The answer seemed to be—space. It was at such a premium in the apartments in this building that the advertised unit had a kitchenette combination console of the type that's usually found in RVs or boats: a two-burner range crammed next to a sink, with a sneaky little mini fridge tucked underneath, that even has a cabinet-like freezer right next to it. The combo's Amazon listing boasts that it's "perfect for any office, bar, studio apartment, tiny home, rental room, RV, boat, condo, vacation home, or anywhere kitchen space is a premium."

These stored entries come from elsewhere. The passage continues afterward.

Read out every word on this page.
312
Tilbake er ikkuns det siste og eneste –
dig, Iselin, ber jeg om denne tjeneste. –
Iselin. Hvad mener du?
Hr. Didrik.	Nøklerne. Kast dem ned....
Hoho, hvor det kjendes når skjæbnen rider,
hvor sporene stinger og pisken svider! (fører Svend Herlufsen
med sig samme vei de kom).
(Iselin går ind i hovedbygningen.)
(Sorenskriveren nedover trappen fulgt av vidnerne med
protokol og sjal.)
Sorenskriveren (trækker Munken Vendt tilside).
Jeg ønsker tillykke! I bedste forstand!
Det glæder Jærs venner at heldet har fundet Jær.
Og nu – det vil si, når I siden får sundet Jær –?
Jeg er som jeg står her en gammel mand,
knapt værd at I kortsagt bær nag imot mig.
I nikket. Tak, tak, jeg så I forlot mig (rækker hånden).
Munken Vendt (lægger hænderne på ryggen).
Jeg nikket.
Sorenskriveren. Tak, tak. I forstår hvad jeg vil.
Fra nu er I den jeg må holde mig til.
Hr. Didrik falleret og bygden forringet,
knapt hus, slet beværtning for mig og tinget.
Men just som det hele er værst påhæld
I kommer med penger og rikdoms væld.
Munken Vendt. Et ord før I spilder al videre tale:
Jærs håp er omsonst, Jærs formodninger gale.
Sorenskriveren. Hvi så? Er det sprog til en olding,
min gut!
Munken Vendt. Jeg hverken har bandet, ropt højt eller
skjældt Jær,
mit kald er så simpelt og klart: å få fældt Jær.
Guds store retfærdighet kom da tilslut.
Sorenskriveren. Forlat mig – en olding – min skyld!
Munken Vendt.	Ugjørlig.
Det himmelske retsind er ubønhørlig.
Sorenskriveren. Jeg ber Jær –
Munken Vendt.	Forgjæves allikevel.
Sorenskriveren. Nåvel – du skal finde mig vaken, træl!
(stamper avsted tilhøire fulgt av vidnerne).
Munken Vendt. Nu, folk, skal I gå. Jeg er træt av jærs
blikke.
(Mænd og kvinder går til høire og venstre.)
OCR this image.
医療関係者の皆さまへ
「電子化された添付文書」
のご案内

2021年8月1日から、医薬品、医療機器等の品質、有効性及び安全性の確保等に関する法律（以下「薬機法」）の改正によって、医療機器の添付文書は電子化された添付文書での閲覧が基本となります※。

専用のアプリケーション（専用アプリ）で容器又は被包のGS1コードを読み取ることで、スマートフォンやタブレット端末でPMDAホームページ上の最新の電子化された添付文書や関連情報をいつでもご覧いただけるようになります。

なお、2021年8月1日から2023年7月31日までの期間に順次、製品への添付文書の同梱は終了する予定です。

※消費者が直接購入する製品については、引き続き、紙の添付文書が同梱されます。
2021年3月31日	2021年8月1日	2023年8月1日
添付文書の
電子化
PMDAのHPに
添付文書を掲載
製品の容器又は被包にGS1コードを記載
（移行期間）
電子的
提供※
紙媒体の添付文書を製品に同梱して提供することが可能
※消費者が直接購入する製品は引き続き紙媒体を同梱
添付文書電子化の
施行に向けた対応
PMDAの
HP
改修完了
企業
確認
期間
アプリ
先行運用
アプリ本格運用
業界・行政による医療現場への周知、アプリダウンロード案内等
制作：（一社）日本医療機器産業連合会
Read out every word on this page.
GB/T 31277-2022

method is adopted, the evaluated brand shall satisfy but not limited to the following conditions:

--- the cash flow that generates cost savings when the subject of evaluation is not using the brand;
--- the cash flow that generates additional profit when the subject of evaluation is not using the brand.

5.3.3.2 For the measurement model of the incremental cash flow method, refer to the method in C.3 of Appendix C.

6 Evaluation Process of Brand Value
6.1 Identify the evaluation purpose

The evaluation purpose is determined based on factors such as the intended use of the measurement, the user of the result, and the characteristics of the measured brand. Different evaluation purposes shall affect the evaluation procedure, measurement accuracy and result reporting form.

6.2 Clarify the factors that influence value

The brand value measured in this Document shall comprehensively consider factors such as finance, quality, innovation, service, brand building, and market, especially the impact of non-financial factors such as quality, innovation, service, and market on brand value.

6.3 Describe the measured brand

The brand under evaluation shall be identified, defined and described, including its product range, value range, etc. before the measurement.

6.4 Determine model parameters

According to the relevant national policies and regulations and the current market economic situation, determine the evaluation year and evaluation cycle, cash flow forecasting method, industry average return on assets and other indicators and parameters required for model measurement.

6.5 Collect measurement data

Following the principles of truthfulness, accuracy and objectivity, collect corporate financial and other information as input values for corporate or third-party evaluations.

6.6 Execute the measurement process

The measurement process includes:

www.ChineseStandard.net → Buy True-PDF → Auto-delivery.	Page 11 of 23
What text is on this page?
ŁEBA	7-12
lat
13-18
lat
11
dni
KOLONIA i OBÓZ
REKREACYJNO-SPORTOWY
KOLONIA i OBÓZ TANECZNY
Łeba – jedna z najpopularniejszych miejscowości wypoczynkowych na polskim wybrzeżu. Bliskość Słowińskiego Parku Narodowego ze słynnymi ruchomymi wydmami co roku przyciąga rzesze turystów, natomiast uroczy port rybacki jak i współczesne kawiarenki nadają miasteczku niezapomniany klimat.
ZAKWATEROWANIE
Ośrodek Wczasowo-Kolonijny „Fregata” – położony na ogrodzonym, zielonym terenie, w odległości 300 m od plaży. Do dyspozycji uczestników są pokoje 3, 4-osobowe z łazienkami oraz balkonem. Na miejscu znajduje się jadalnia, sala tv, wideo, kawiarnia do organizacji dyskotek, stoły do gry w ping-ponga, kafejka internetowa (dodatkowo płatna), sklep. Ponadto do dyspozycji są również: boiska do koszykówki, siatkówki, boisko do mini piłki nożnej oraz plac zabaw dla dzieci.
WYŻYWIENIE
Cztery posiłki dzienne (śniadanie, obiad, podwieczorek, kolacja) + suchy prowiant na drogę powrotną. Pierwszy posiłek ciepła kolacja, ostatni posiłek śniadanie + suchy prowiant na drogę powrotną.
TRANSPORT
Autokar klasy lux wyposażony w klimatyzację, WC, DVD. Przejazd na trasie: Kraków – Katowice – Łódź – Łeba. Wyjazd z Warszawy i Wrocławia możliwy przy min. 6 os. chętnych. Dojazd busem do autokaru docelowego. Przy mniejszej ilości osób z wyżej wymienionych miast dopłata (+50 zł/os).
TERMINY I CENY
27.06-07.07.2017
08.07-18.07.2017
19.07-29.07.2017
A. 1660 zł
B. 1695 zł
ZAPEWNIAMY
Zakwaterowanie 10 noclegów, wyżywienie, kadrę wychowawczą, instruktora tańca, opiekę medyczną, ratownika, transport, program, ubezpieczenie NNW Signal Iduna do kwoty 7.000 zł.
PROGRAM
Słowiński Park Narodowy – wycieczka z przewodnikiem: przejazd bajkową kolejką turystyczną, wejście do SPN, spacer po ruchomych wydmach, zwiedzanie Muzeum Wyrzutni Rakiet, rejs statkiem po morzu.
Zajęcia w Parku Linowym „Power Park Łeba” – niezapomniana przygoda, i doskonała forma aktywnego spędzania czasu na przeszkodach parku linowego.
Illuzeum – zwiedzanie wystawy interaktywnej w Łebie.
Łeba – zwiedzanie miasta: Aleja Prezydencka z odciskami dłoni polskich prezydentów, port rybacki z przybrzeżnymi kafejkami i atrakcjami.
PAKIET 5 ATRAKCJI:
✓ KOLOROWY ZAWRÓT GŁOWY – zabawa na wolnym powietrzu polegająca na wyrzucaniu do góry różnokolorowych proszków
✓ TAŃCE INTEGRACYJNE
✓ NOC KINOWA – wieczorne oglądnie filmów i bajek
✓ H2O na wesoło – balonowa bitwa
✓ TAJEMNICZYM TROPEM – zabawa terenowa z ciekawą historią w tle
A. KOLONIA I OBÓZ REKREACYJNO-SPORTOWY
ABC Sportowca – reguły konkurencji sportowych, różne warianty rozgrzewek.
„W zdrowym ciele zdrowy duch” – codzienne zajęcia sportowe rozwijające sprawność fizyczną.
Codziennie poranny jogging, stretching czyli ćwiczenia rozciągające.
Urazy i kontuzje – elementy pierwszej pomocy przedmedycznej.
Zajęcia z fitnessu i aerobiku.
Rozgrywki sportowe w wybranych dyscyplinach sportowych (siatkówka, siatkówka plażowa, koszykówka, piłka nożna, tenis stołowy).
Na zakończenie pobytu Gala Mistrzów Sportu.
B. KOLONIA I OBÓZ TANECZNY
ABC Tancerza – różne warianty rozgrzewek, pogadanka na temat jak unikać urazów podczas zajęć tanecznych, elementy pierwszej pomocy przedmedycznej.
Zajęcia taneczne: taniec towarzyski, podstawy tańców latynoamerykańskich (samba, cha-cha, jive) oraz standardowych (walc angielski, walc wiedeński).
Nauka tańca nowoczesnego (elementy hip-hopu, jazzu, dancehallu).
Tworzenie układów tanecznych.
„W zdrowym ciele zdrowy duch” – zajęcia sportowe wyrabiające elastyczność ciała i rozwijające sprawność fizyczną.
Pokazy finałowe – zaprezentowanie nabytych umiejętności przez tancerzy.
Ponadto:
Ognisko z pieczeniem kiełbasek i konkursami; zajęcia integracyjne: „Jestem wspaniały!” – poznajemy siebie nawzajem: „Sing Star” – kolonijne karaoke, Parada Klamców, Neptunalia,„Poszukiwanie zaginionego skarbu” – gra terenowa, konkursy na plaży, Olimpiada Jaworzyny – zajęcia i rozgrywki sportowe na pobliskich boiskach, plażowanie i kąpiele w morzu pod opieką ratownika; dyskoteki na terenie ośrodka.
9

Space was certainly still a premium in the apartment we saw, but the landlords had conceded to include a full-sized fridge and stove. That seemed to please Katie, a cheerful blonde Columbia student who was seeking a year-long lease. "It's pretty small," she admitted, but added brightly that "I haven't been able to find a lot else in this price range." The kitchenette combo pictured in the listing had made her trepidatious to see the spot—she was excited about the rent, but she thought she'd left mini fridges back in campus housing.

The bathroom. (Hell Gate)

The Renaissance Revival-style building was once called the Allenhurst. Where the buildings once had four sprawling apartments per floor, it’s since been chopped up into a mix of (tiny) apartments and SROs. On Saturday, Ryan explained that other tenants in the building had lofted their beds to maximize on living space, though it didn't strike me that that would help much. It was fucking small.

The unit was so teensy that getting out of bed would put you right in the kitchen. If you had a queen bed and were a restless sleeper, your arms could easily knock something amiss on the stove console. While I was pondering fire safety, Ryan rang up another prospective tenant, a man who looked to be in his 40s. Still shaking off the cold, he frowned into the space, which had, with four people, become pretty cramped. He kept silent while Ryan briskly walked through the unit's amenities, and the caveat that the pictures were for a unit downstairs that was more expensive. Stepping out of the now-crowded apartment, he pulled out his phone and began chattering darkly to someone in Spanish: I could make out the word "pequeño." 

On the phone Monday night, Ryan let me know that the unit had been rented, but the downstairs unit, with the sink-stove combo, was still available for $1,600/month.